Measuring sunlight from space, on a chip
One of the CTIM radiometers designed and fabricated by NIST. The black circle in the center is the patch of the carbon nanotubes that absorb energy from sunlight. Credit: Nathan Tomlin/NIST

But this heat isn't measured directly. Instead, these devices typically use the principle of electrical substitution. A built-in heater raises the temperature of the thermometer a certain arbitrary amount. Then a shutter opens to reveal the sunlight. The optical radiation from the sun heats the thermometer, and a feedback mechanism causes the heater to back off, in order to keep the temperature constant. How much the heater's power decreases tells you how much optical power from the sun was absorbed to heat the device.

The TSI device currently in use—attached to the International Space Station—is called the Total and Spectral Solar Irradiance Sensor (TSIS). It is relatively heavy and large, almost the size of a dorm fridge, making it more expensive to send to space.

By contrast, the new NIST-LASP TSI instrument is, in total, the size of a shoe box. It collects solar energy with tiny, chip-scale devices, each about the size of a dollar coin, featuring an ultra-absorptive material made of vertically aligned carbon nanotubes (CNTs). These CNTs absorb essentially all as well as most light in the ultraviolet (UV) and infrared (IR) ranges.

"It's relatively black even way out in the infrared," Lehman said. "Nothing else is like that. We can make it thick enough to absorb these long wavelengths, and still it's able to transfer that absorbed radiation into the detector."

The custom chip-based CNTs were developed several years ago. But creating the full chip-based bolometer, with the thermometer, heater, and other parts, took years on its own. The device prototypes were hand-built by NIST's Nathan Tomlin.

"The thing we've really advanced is that we're making full detectors," Lehman said. "Everything is integrated into this chip. It's a multifunctional detector that happens to have really sophisticated nanotubes on it.
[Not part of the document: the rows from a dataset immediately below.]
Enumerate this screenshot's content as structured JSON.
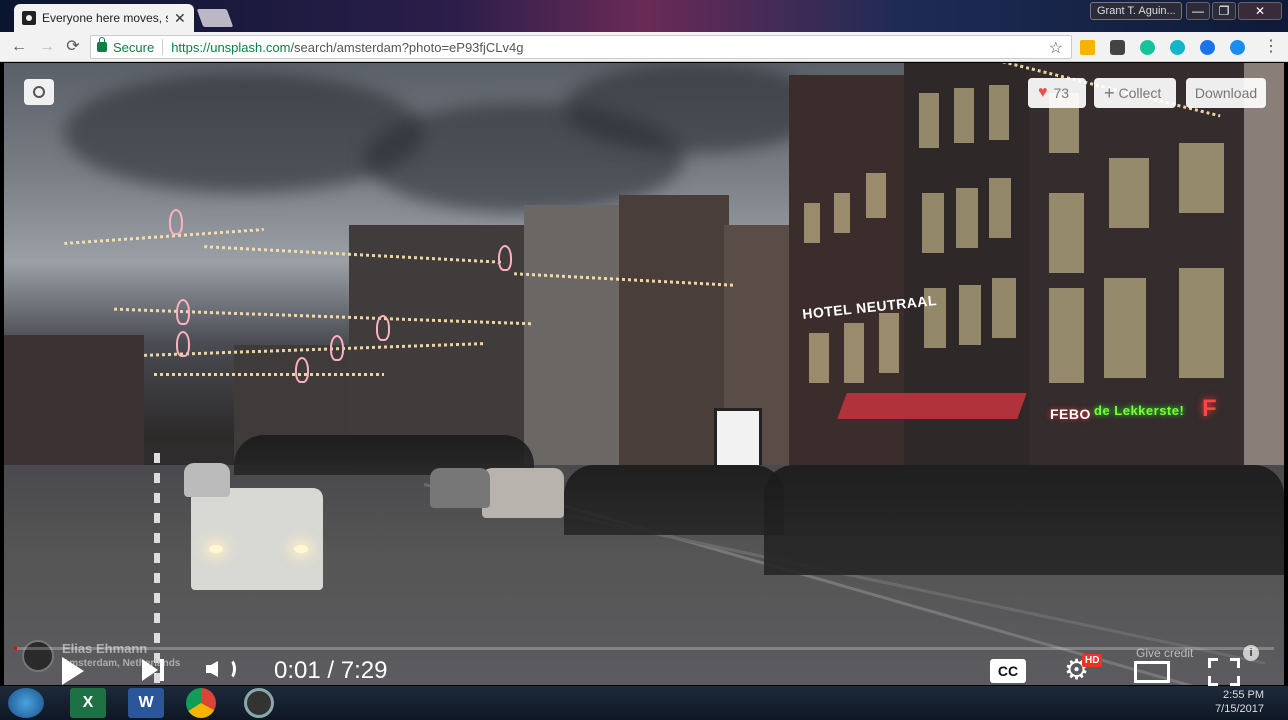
{
  "browser": {
    "tab_title": "Everyone here moves, so",
    "tab_close": "✕",
    "profile_name": "Grant T. Aguin...",
    "window_controls": {
      "minimize": "—",
      "maximize": "❐",
      "close": "✕"
    },
    "nav": {
      "back": "←",
      "forward": "→",
      "reload": "⟳"
    },
    "address": {
      "secure_label": "Secure",
      "url_scheme_host": "https://unsplash.com",
      "url_path": "/search/amsterdam?photo=eP93fjCLv4g"
    },
    "bookmark_star": "☆",
    "extensions": [
      "extension-icon",
      "pocket-icon",
      "grammarly-icon",
      "extension-m-icon",
      "extension-refresh-icon",
      "extension-toggle-icon"
    ],
    "menu": "⋮"
  },
  "photo_page": {
    "like_count": "73",
    "like_icon": "♥",
    "collect_label": "Collect",
    "collect_icon": "+",
    "download_label": "Download",
    "author_name": "Elias Ehmann",
    "author_location": "Amsterdam, Netherlands",
    "give_credit": "Give credit",
    "info_icon": "i",
    "signs": [
      "HOTEL NEUTRAAL",
      "FEBO",
      "de Lekkerste!",
      "F",
      "HOTEL NEUTRAAL"
    ]
  },
  "player": {
    "time": "0:01 / 7:29",
    "progress": 0.002,
    "cc_label": "CC",
    "hd_badge": "HD",
    "gear_icon": "⚙",
    "colors": {
      "progress": "#ff0000",
      "hd": "#ee3322"
    }
  },
  "taskbar": {
    "apps": [
      "start-icon",
      "excel-icon",
      "word-icon",
      "chrome-icon",
      "media-player-icon"
    ],
    "excel_letter": "X",
    "word_letter": "W",
    "clock_time": "2:55 PM",
    "clock_date": "7/15/2017"
  },
  "colors": {
    "secure_green": "#0b8043",
    "heart": "#e4534f"
  }
}
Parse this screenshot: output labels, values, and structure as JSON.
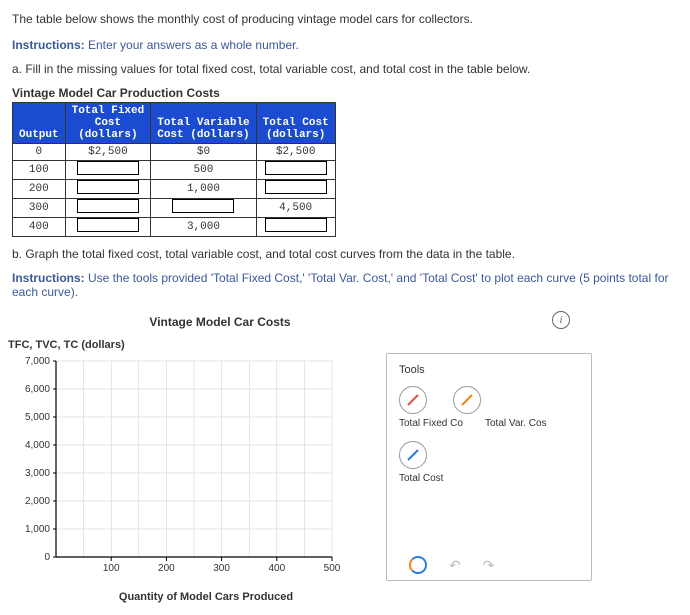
{
  "intro": "The table below shows the monthly cost of producing vintage model cars for collectors.",
  "instr1_label": "Instructions:",
  "instr1_text": " Enter your answers as a whole number.",
  "part_a": "a. Fill in the missing values for total fixed cost, total variable cost, and total cost in the table below.",
  "table_title": "Vintage Model Car Production Costs",
  "headers": {
    "output": "Output",
    "tfc1": "Total Fixed",
    "tfc2": "Cost",
    "tfc3": "(dollars)",
    "tvc1": "Total Variable",
    "tvc2": "Cost (dollars)",
    "tc1": "Total Cost",
    "tc2": "(dollars)"
  },
  "rows": [
    {
      "output": "0",
      "tfc": "$2,500",
      "tvc": "$0",
      "tc": "$2,500"
    },
    {
      "output": "100",
      "tfc": "[input]",
      "tvc": "500",
      "tc": "[input]"
    },
    {
      "output": "200",
      "tfc": "[input]",
      "tvc": "1,000",
      "tc": "[input]"
    },
    {
      "output": "300",
      "tfc": "[input]",
      "tvc": "[input]",
      "tc": "4,500"
    },
    {
      "output": "400",
      "tfc": "[input]",
      "tvc": "3,000",
      "tc": "[input]"
    }
  ],
  "part_b": "b. Graph the total fixed cost, total variable cost, and total cost curves from the data in the table.",
  "instr2_label": "Instructions:",
  "instr2_text": " Use the tools provided 'Total Fixed Cost,' 'Total Var. Cost,' and 'Total Cost' to plot each curve (5 points total for each curve).",
  "chart": {
    "title": "Vintage Model Car Costs",
    "ylabel": "TFC, TVC, TC (dollars)",
    "xlabel": "Quantity of Model Cars Produced",
    "yticks": [
      "7,000",
      "6,000",
      "5,000",
      "4,000",
      "3,000",
      "2,000",
      "1,000",
      "0"
    ],
    "xticks": [
      "100",
      "200",
      "300",
      "400",
      "500"
    ]
  },
  "tools": {
    "head": "Tools",
    "l1": "Total Fixed Co",
    "l2": "Total Var. Cos",
    "l3": "Total Cost"
  },
  "info_icon": "i",
  "chart_data": {
    "type": "line",
    "title": "Vintage Model Car Costs",
    "xlabel": "Quantity of Model Cars Produced",
    "ylabel": "TFC, TVC, TC (dollars)",
    "xlim": [
      0,
      500
    ],
    "ylim": [
      0,
      7000
    ],
    "series": [
      {
        "name": "Total Fixed Cost",
        "values": []
      },
      {
        "name": "Total Var. Cost",
        "values": []
      },
      {
        "name": "Total Cost",
        "values": []
      }
    ],
    "note": "empty plot — no curves drawn yet"
  }
}
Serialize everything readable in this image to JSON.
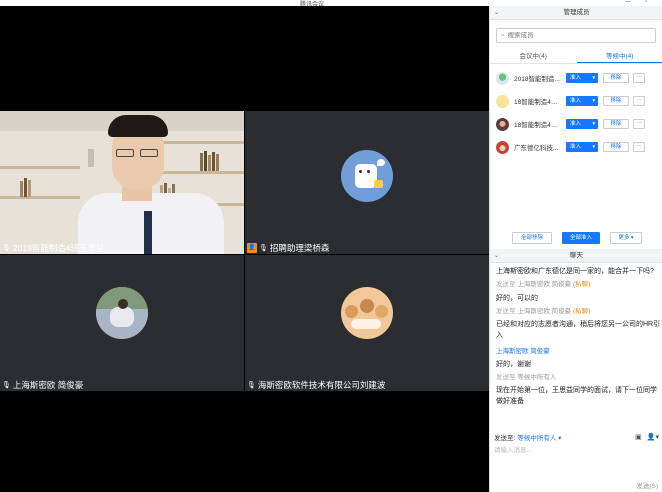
{
  "window": {
    "title": "腾讯会议"
  },
  "tiles": [
    {
      "name": "2018智能制造4班王思益",
      "active": true
    },
    {
      "name": "招聘助理梁桥森",
      "active": false
    },
    {
      "name": "上海斯密欧 简俊豪",
      "active": false
    },
    {
      "name": "海斯密欧软件技术有限公司刘建波",
      "active": false
    }
  ],
  "members_panel": {
    "title": "管理成员",
    "search_placeholder": "搜索成员",
    "tabs": [
      {
        "label": "会议中(4)",
        "selected": false
      },
      {
        "label": "等候中(4)",
        "selected": true
      }
    ],
    "members": [
      {
        "name": "2018智能制造...",
        "icon": "landscape-avatar-icon"
      },
      {
        "name": "18智能制造4班...",
        "icon": "cartoon-avatar-icon"
      },
      {
        "name": "18智能制造4班...",
        "icon": "photo-avatar-icon"
      },
      {
        "name": "广东德亿科技...",
        "icon": "girl-avatar-icon"
      }
    ],
    "enter_label": "准入",
    "remove_label": "移除",
    "more_label": "···",
    "bulk": {
      "remove_all": "全部移除",
      "admit_all": "全部准入",
      "more": "更多"
    }
  },
  "chat": {
    "title": "聊天",
    "messages": [
      {
        "kind": "text",
        "text": "上海斯密欧和广东德亿是同一家的，能合并一下吗?"
      },
      {
        "kind": "meta",
        "prefix": "发送至",
        "who": "上海斯密欧 简俊豪",
        "tag": "(私聊)"
      },
      {
        "kind": "text",
        "text": "好的，可以的"
      },
      {
        "kind": "meta",
        "prefix": "发送至",
        "who": "上海斯密欧 简俊豪",
        "tag": "(私聊)"
      },
      {
        "kind": "text",
        "text": "已经和对应的志愿者沟通，稍后将您另一公司的HR引入"
      },
      {
        "kind": "sender",
        "text": "上海斯密欧 简俊豪"
      },
      {
        "kind": "text",
        "text": "好的，谢谢"
      },
      {
        "kind": "meta",
        "prefix": "发送至",
        "who": "等候中所有人",
        "tag": ""
      },
      {
        "kind": "text",
        "text": "现在开始第一位，王思益同学的面试，请下一位同学做好准备"
      }
    ],
    "send_to_label": "发送至:",
    "send_to_target": "等候中所有人",
    "input_placeholder": "请输入消息...",
    "send_label": "发送(S)"
  }
}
These are not the nanotubes from those early, heady days of the 1990s."

Measuring sunlight from space, on a chip
Scientists have developed exquisite control over the fabrication of carbon nanotubes, which can create among the blackest materials made by humans. Here, carbon nanotubes were fabricated on a surface to spell “50 um” (50 micrometers, millionths of a meter). The lines on each number and letter here are just 50 micrometers thick. Credit: Chris Young/NIST

Where no one has gone before

Of the eight chip-based devices in the CubeSat, only two will actually be measuring sunlight continuously. The other six will see the sun only periodically, which will help researchers determine how much the sensors degrade during exposure.

The ease of adding more sensors to a satellite is a major advantage of this technology over previous techniques. Small, inexpensive detectors allow scientists to use them in bulk, which could increase the accuracy of measurements by allowing for redundancy.

And even though it's a proof-of-concept experiment, the data from the CTIM might nonetheless be good enough for scientists to use. That's what happened with similar detectors built by NIST a few years ago for monitoring the spectral irradiance of the sun (that is, the amount of energy radiated at each wavelength). The device, called the Compact Spectral Irradiance Monitor (CSIM), was also a collaboration with LASP.

"CSIM was also proof-of-concept," Lehman said. "But as it turned out with CSIM, we got almost two years' of data. And that data was good enough to allow scientists to redefine a standard. So, we're hopeful that this experiment will also contribute to that story."